How to contribute financially at home when you’re busy taking care of your baby.
So, a baby is on the way to your family. Congratulations, your family is growing! You have so much love to give for your little one… and so much new responsibility.
Have you and your partner talked about the baby care duty? Is either one of you going to stay at home for the baby? If the answer is yes, read on to give yourself a clue about financial planning for a stay-at-home parent, before the stork delivery comes.
Being financially helpful at home
Taking care of a baby is not an easy task, so don’t punish yourself for not making money for the family. Even though you’re not actually making money, it doesn’t mean that you can’t contribute financially. By being a stay-at-home parent, you can commit yourself into economizing family expenses. Cut this bill and that bill. Make budgets for food and daily needs. You will see over a period of time how your family expenses lower down, and your family saving grow bigger.
Reviewing family finances
Emergency fund, monthly savings, food budget, baby budget, and many more – by staying home, you will understand more about your family finances.

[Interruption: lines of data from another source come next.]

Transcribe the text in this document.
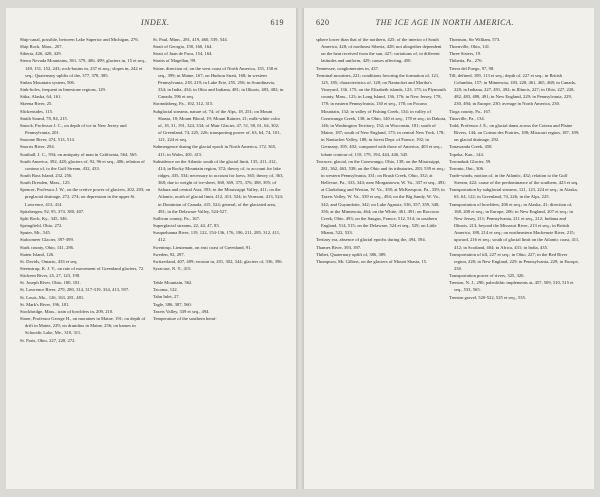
INDEX.	619

Ship-canal, possible, between Lake Superior and Michigan, 276.

Ship Rock, Mass., 207.

Siberia, 426, 428, 429.

Sierra Nevada Mountains, 361, 379, 406, 499; glaciers in, 15 et seq., 149, 151, 152, 243; rock-basins in, 237 et seq.; slopes in, 242 et seq.; Quaternary uplifts of the, 377, 378, 385.

Sinlan Mountain system, 506.

Sink-holes, frequent in limestone regions, 129.

Sitka, Alaska, 64, 161.

Skeena River, 25.

Slickensides, 115.

Smith Sound, 78, 84, 215.

Smock, Professor J. C., on depth of ice in New Jersey and Pennsylvania, 201.

Snoome River, 474, 513, 514.

Snorris River, 294.

Southall, J. C., 594; on antiquity of man in California, 564, 565.

South America, 392, 428; glaciers of, 92, 96 et seq., 406; relation of contour of, to the Gulf Stream, 432, 433.

South Bass Island, 232, 256.

South Dresden, Mass., 125.

Spencer, Professor J. W., on the cretive power of glaciers, 202, 203; on preglacial drainage, 272, 274; on depression in the upper St. Lawrence, 413, 414.

Spitzbergen, 92, 95, 374, 380, 407.

Split Rock, Ky., 345, 346.

Springfield, Ohio, 272.

Spuier, Mr., 545.

Stalcomeer Glacier, 397-399.

Stark county, Ohio, 141, 286.

Staten Island, 126.

St. Davids, Ontario, 433 et seq.

Steenstrup, K. J. V., on rate of movement of Greenland glaciers, 72.

Stickeen River, 25, 27, 123, 198.

St. Joseph River, Ohio, 180, 181.

St. Lawrence River, 279, 280, 314, 317-319, 334, 413, 597.

St. Louis, Mo., 126, 163, 281, 481.

St. Mark's River, 196, 181.

Stockbridge, Mass., train of bowlders in, 209, 210.

Stone, Professor George H., on moraines in Maine, 191; on depth of drift in Maine, 229; on drumlins in Maine, 256; on kames in Schoodic Lake, Me., 310, 311.

St. Paris, Ohio, 227, 228, 272.

St. Paul, Minn., 281, 419, 460, 539, 544.

Strait of Georgia, 158, 160, 164.

Strait of Juan de Fuca, 154, 164.

Straits of Magellan, 99.

Striae, direction of, on the west coast of North America, 155, 158 et seq., 399; in Maine, 167; on Hudson Strait, 168; in western Pennsylvania, 218, 219; in Lake Erie, 255, 256; in Scandinavia, 334; in India, 434; in Ohio and Indiana, 481; in Illinois, 483, 482; in Canada, 596 et seq.

Stromdaberg, Pa., 102, 312, 315.

Subglacial streams, nature of, 74; of the Alps, 18, 251; on Mount Shasta, 18; Mount Blood, 19; Mount Rainier, 21; milk-white color of, 18, 31, 191, 324, 334; of Muir Glacier, 47, 51, 58, 61, 64, 302; of Greenland, 74, 225, 226; transporting power of, 63, 64, 74, 101, 121, 224 et seq.

Submergence during the glacial epoch in North America, 172, 365, 411; in Wales, 401, 415.

Subsidence on the Atlantic south of the glacial limit, 135, 411, 412, 414; in Rocky Mountain region, 372; theory of, to account for lake ridges, 435, 534; necessary to account for loess, 365; theory of, 363, 368; due to weight of ice-sheet, 368, 369, 375, 376, 388, 395; of Sahara and central Asia, 393; in the Mississippi Valley, 411; on the Atlantic, north of glacial limit, 412, 413, 524; in Vermont, 413, 524; in Dominion of Canada, 415, 524; general, of the glaciated area, 481; in the Delaware Valley, 524-527.

Sullivan county, Pa., 167.

Superglacial streams, 22, 44, 47, 83.

Susquehanna River, 119, 122, 154-136, 176, 196, 211, 285, 312, 411, 412.

Swentrup, Lieutenant, on east coast of Greenland, 91.

Sweden, 92, 297.

Switzerland, 407, 409; erosion in, 201, 302, 344; glaciers of, 336, 396.

Syracuse, N. Y., 415.

Table Mountain, 562.

Tacoma, 122.

Tahn Inlet, 27.

Tagle, 386, 387, 560.

Tazeis Valley, 339 et seq., 494.

Temperature of the southern hemi-

620	THE ICE AGE IN NORTH AMERICA.

sphere lower than that of the northern, 425; of the interior of South America, 428; of northeast Siberia, 428; not altogether dependent on the heat received from the sun, 427; variations of, in different latitudes and uniform, 429; causes affecting, 450.

Tennessee, conglomerates in, 437.

Terminal moraines, 221; conditions favoring the formation of, 121, 125, 185; characteristics of, 128; on Nantucket and Martha's Vineyard, 136, 175; on the Elizabeth islands, 123, 175; in Plymouth county, Mass., 123; in Long Island, 136, 176; in New Jersey, 178, 178; in eastern Pennsylvania, 130 et seq., 178; on Pocono Mountain, 132; in valley of Fishing Creek, 134; in valley of Conewango Creek, 138; in Ohio, 140 et seq., 178 et seq.; in Dakota, 146; in Washington Territory, 152; in Wisconsin, 181; south of Maine, 187; south of New England, 175; in central New York, 178; in Nantucket Valley, 188; in forest Dept. of France, 192; in Germany, 395, 402; compared with those of America, 403 et seq.; lobate contour of, 118, 179, 194, 444, 446, 545.

Terraces, glacial, on the Conewango, Ohio, 138; on the Mississippi, 281, 362, 463, 538; on the Ohio and its tributaries, 283, 539 et seq.; in western Pennsylvania, 331; on Brush Creek, Ohio, 332; at Bellevue, Pa., 333, 344; near Morgantown, W. Va., 337 et seq., 493; at Clarksburg and Weston, W. Va., 358; at McKeesport, Pa., 339; in Tazeis Valley, W. Va., 339 et seq., 494; on the Big Sandy, W. Va., 342; and Guyandotte, 342; on Lake Agassiz, 536, 357, 359, 348, 356; at the Minnesota, 464; on the White, 461, 491; on Raccoon Creek, Ohio, 493; on the Saugus, France, 512, 514; in southern England, 514, 515; on the Delaware, 524 et seq., 529; on Little Miami, 522, 533.

Tertiary era, absence of glacial epochs during the, 494, 594.

Thames River, 393, 397.

Thibet, Quaternary uplift of, 386, 389.

Thompson, Mr. Gilbert, on the glaciers of Mount Shasta, 15.

Thomson, Sir William, 573.

Thornville, Ohio, 141.

Three Sisters, 19.

Thibetia, Pa., 276.

Tierra del Fuego, 97, 98.

Till, defined, 109, 113 et seq.; depth of, 227 et seq.; in British Columbia, 157; in Minnesota, 183, 228, 461, 465, 468; in Canada, 228; in Indiana, 227, 491, 492; in Illinois, 227; in Ohio, 227, 228, 482, 483, 488, 491; in New England, 229; in Pennsylvania, 229, 230, 494; in Europe, 230; average in North America, 230.

Tioga county, Pa., 167.

Titusville, Pa., 134.

Todd, Professor J. E., on glacial dams across the Coteau and Plaine Rivers, 144; on Coteau des Prairies, 188; Missouri region, 187, 189; on glacial drainage, 292.

Tonawanda Creek, 458.

Topeka, Kan., 144.

Toronakuk Glacier, 59.

Toronto, Ont., 306.

Trade-winds, motion of, in the Atlantic, 432; relation to the Gulf Stream, 422; cause of the predominance of the southern, 423 et seq.

Transportation by subglacial streams, 121, 123, 224 et seq.; in Alaska, 63, 64, 122; in Greenland, 74, 226; in the Alps, 225.

Transportation of bowlders, 206 et seq.; in Alaska, 41; direction of, 168, 208 et seq.; in Europe, 206; in New England, 207 et seq.; in New Jersey, 211; Pennsylvania, 211 et seq., 212; Indiana and Illinois, 213; beyond the Missouri River, 213 et seq.; in British America, 188, 214 et seq.; on northeastern Mackenzie River, 215; upward, 216 et seq.; south of glacial limit on the Atlantic coast, 411, 412; in Scotland, 404; in Africa, 431; in India, 435.

Transportation of till, 227 et seq.; in Ohio, 227; in the Red River region, 228; in New England, 229; in Pennsylvania, 229; in Europe, 230.

Transportation power of rivers, 325, 326.

Trenton, N. J., 290; paleolithic implements at, 457, 509, 510, 515 et seq., 533, 565.

Trenton gravel, 520-522, 525 et seq., 535.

Hence, you will know which expense can be cut and which can be complemented with something of the same value but lower cost.
Maintaining your skills
Maybe when your kid starts school, or maybe later when they are off to college, you plan to return to the working life. Maybe now you don’t think you will, but who knows? You might change your mind as your baby grows up. Either way, it is important to keep you job skills alive while you’re being a stay-at-home parent. Take a crash course to polish your skills every once in a while. Or try learning something new – financing, investment, painting, baking. Who knows you might find something that you love and can benefit you in the long run?
Working from home
If money is tight and you both want to keep working, but can’t afford daycare, you can try working from home. Find freelance jobs online that don’t take too much of your time, like 3-4 hours per day. This way, you get to take care of your baby without having to pinch pennies.
Retirement and assets
If you’re married, your spouse’s super also counts as an asset and you both should be the owners of them. If the worst thing happened and you and your spouse separated, you would still be entitled to part of the super and your other joint assets.
Leaving your stable job behind to become a stay-at-home parent might seem like a daunting, indeterminate future. But with preparation and commitment from both you and your partner, it will turn out that being one is not that bad. Actually, it’s one of the most wonderful things that you get to see every first major step in your baby’s life. Welcome to parenthood!